Au fond, les promoteurs de ces lois masquent peu leur objectif : faire taire les seules ONG et organisations de la société civile (OSC) israéliennes luttant contre la colonisation des Palestiniens. Symboliquement, le projet de loi du député Magal a été déposé le 23 juin de cette année, au lendemain même de la remise du rapport des Nations unies sur l’offensive israélienne à Gaza à l’été 2014. À l’époque, les ONG israéliennes avaient été vilipendées par la droite nationaliste comme ayant fourni à l’ONU l’essentiel du matériel démontrant ses allégations sur les crimes de guerre de l’armée israélienne à Gaza. Alors députée, Ayelet Shaked avait déclaré : « Ceux qui haïssent Israël ne parlent pas forcément une langue étrangère. Mais ils (…) jouissent d’énormes soutiens financiers de la part de pays étrangers. Cet argent est contaminé, corrompu, son objectif est de subventionner la haine de soi et des actes épouvantables. Il s’agit rien moins que d’une cinquième colonne ».
Depuis, Shaked a fait du chemin : elle est aujourd’hui ministre de la justice du gouvernement Nétanyahou. Pour information, parmi les principaux États ou groupes d’États donateurs à ces ONG israéliennes, l’Union européenne vient en tête, suivie des États-Unis ; la Suède, le Danemark, les Pays-Bas et la Suisse, par exemple, sont réunis au sein du Programme commun pour les droits de l’homme et le droit humanitaire international ; la Norvège, enfin, est un donateur important à ces ONG. Dans l’objectif de préserver Israël de toute contamination de la « mal-pensance », le député Magal a proposé, le 19 octobre, d’ajouter un objectif à son projet de loi : celui d’interdire de présence sur le territoire israélien à tout individu non citoyen de l’Etat ou même résident permanent qui appellerait au boycott d’Israël. Le Jerusalem Post indique que cette loi s’étendrait aux partisans du boycott des seuls produits issus des colonies dans les Territoires palestiniens occupés. Des députés issus des partis de la coalition gouvernementale – le Likoud, le Foyer juif, Koulanou (Tous ensemble), le Shas (religieux orthodoxes séfarades) et le Judaïsme unifié de la Thora (religieux orthodoxes ashkénazes) ont signé cet ajout au projet de loi — mais aussi des députés d’opposition du parti centriste Yesh Atid (Il y a un avenir) et de l’ex-parti travailliste. Prochaine étape, dans cette logique, l’expulsion ou l’incarcération des citoyens israéliens mal pensants.

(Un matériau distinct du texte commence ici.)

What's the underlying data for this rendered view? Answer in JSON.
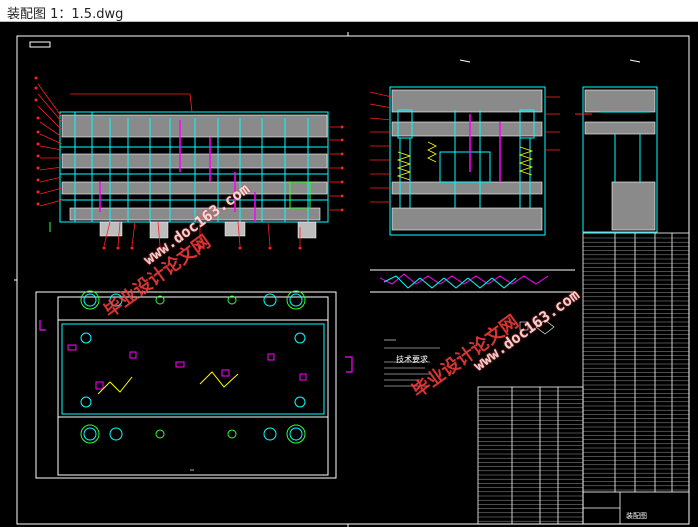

L’irrésistible ascension des ultra-nationalistes
Pourquoi cette soudaine crispation du pouvoir contre les « droits-de-l’hommistes » ? La société israélienne se caractérise désormais par le formidable renforcement des mentalités coloniales qui s’y est développé après l’échec des négociations de paix de Camp David qui, en juillet 2000, avaient réuni Israéliens, Palestiniens et Américains. Ehoud Barak, le premier ministre israélien d’alors, avait convaincu son opinion publique qui ne souhaitait rien entendre d’autre qu’Israël avait présenté une offre politique d’une exceptionnelle générosité, refusée par le camp adverse. Deux mois plus tard éclatait la seconde intifada palestinienne. Très vite, Barak le travailliste a cédé la place à Ariel Sharon, le chef du Likoud, le parti historique de la droite nationaliste en Israël. Depuis, cette dernière n’a plus cessé de gouverner le pays, au rythme de ses opérations militaires : dans les territoires de Cisjordanie en 2002, au Liban en 2006, contre Gaza en 2008-2009 et en 2014. Mais il y a plus : cette droite a légitimé un discours public et des attitudes de ses dirigeants de plus en plus ouvertement racistes à l’égard des Palestiniens (ainsi qu’envers les immigrés africains résidant en Israël).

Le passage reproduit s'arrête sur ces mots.